Combining the most lovable traits of both codger and geek, Steve continues to seek new technical challenges in between naps. His passion for computers actually began in the 1950's, when he built a six-disk (Masonite), 1.5-v (single 'D' cell) Brainiac computer kit (equivalent to the more widely advertised Geniac) — and promptly reported a bug in one of the included programs to the manufacturer.  More sophisticated hardware was beyond his budget and, as an only child, he found it impossible to timeshare. Fast forward to 1975, when the first microprocessor-based computer kits appeared. Sadly, Steve knew that with his physical clumsiness he would probably strangle himself if he ever attempted wire wrapping; solder was entirely out of the question. He would have to wait a little longer.

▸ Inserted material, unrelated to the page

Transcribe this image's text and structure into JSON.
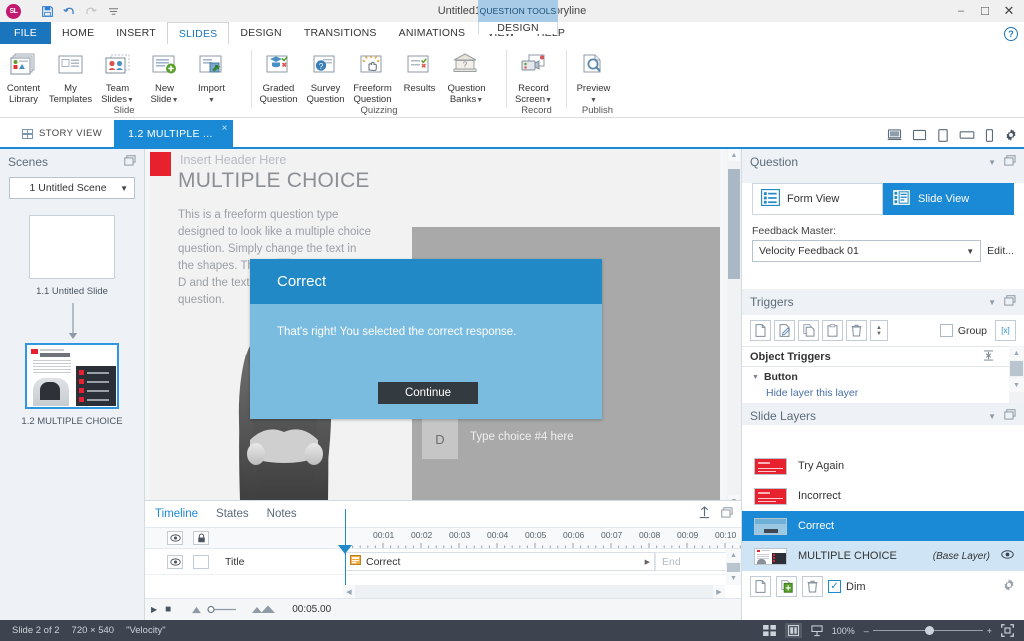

Then, in 1977, the first microcomputers you could just plug in appeared. Steve bought what may have been the first TRS-80 delivered in New York City. From that time on, there was no stopping him. After a probationary year as a hobbyist programmer, he got a full-time job working in CBASIC for a startup in New Jersey (actually a spinoff from a madcap actuarial firm). Even the backward commute from Manhattan couldn't phase him; he used that to study Z80 assembler. On the job, he wrote illustration generators for novel life-insurance products and parts of systems for insurance application processing and for pension management (some companies still had pensions back then). At night, he was developing what would become his first commercial software product: Sketchmode, a vector-drawing and animation package ultimately published by Hayden Book Company.

The middling years


As the years went on, Steve's career was that of the typical coder-gypsy, though perpetually tinged with auctorial ambitions that made him sometimes seek fame when money would have made more sense. For details, you might as well look at the old personal page, résumé and list of publications that he put on the web during the mid-90's and has revised very little since. If you don't want to bother, we understand, but Steve wants to draw your attention to The Manual, about the only thing on the old Ideonautics site that ever generated inward links. It's a forgivable mangling of the Enchiridion (handbook, manual), the Cliff's Notes of Stocism as delivered by Epictetus and recorded by his student Arrian. Steve recommends it, and suggests you consult one of the straight translations if you don't like his "rendering."

Going forward


Steve expects to keep coding, though he wouldn't care to guess what programming language or platform he'll be spending most of his time with five years from now.